Oleh : ALI MARWAN HSB
Selasa, 04 Februari 2014 13:44 WIB
TEORI pemisahan kekuasaan yang dikemukakan oleh Montesquieu yang dikenal dengan teori Trias Politica membagi cabang kekuasaan dalam negara menjadi tiga yaitu, legislatif, eksekutif dan yudikatif. Setiap cabang kekuasaan harus dibatasi dalam menjalankan fungsinya sendiri dan tidak dapat mencampuri urusan dari cabang lainnya. (Sulardi:2012). Tetapi, dalam prakteknya teori pemisahan kekuasaan secara mutlak ini tidak dapat dilaksanakan.

Menurut Mahfud MD, hubungan antara hukum dan politik dapat dibedakan atas tiga macam hubungan yaitu, Pertama, sebagai das sollen, hukum determinan atas politik karena setiap agenda politik harus tunduk pada aturan-aturan hukum. Kedua, sebagai das sein, politik determinan atas hukum karena dalam faktanya hukum merupakan produk politik sehingga hukum apa pun yang ada di depan kita tak lain merupakan kristalisasi dari kehendak-kehendak politik yang saling bersaingan. Ketiga, politik dan hukum berhubungan secara indeterminan karena politik tanpa hukum akan zalim sedangkan hukum tanpa pengawalan politik akan lumpuh. (Moh. Mahfud MD: 2010).

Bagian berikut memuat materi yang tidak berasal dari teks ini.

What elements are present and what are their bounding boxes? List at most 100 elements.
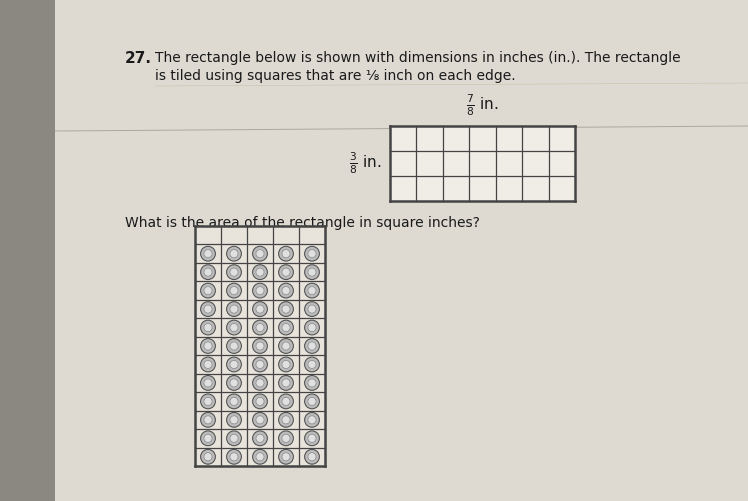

Dalam prakteknya yang terjadi bahwa politik determinan atas hukum karena hukum adalah produk politik karena dihasilkan oleh lembaga politik yaitu DPR dan Presiden. Karena hukum adalah produk politik, maka bisa saja produk yang dihasilkan oleh DPR dan Presiden tersebut sarat dengan muatan politis. Produk-produk politik ini jugalah yang mengatur lembaga hukum seperti Undang-Undang Nomor 3 Tahun 2009 tentang Perubahan atas Undang-Undang Nomor 14 Tahun 1985 tentang Mahkamah Agung (selanjutnya disebut UU MA) dan Undang-Undang Nomor 18 Tahun 2011 tentang Perubahan atas Undnag-Undang Nomor 22 Tahun 2004 tentang Komisi Yudisial (selanjutnya disebut UU KY). Khususnya mengenai cara mengajukan calon Hakim Agung oleh Komisi Yudisial.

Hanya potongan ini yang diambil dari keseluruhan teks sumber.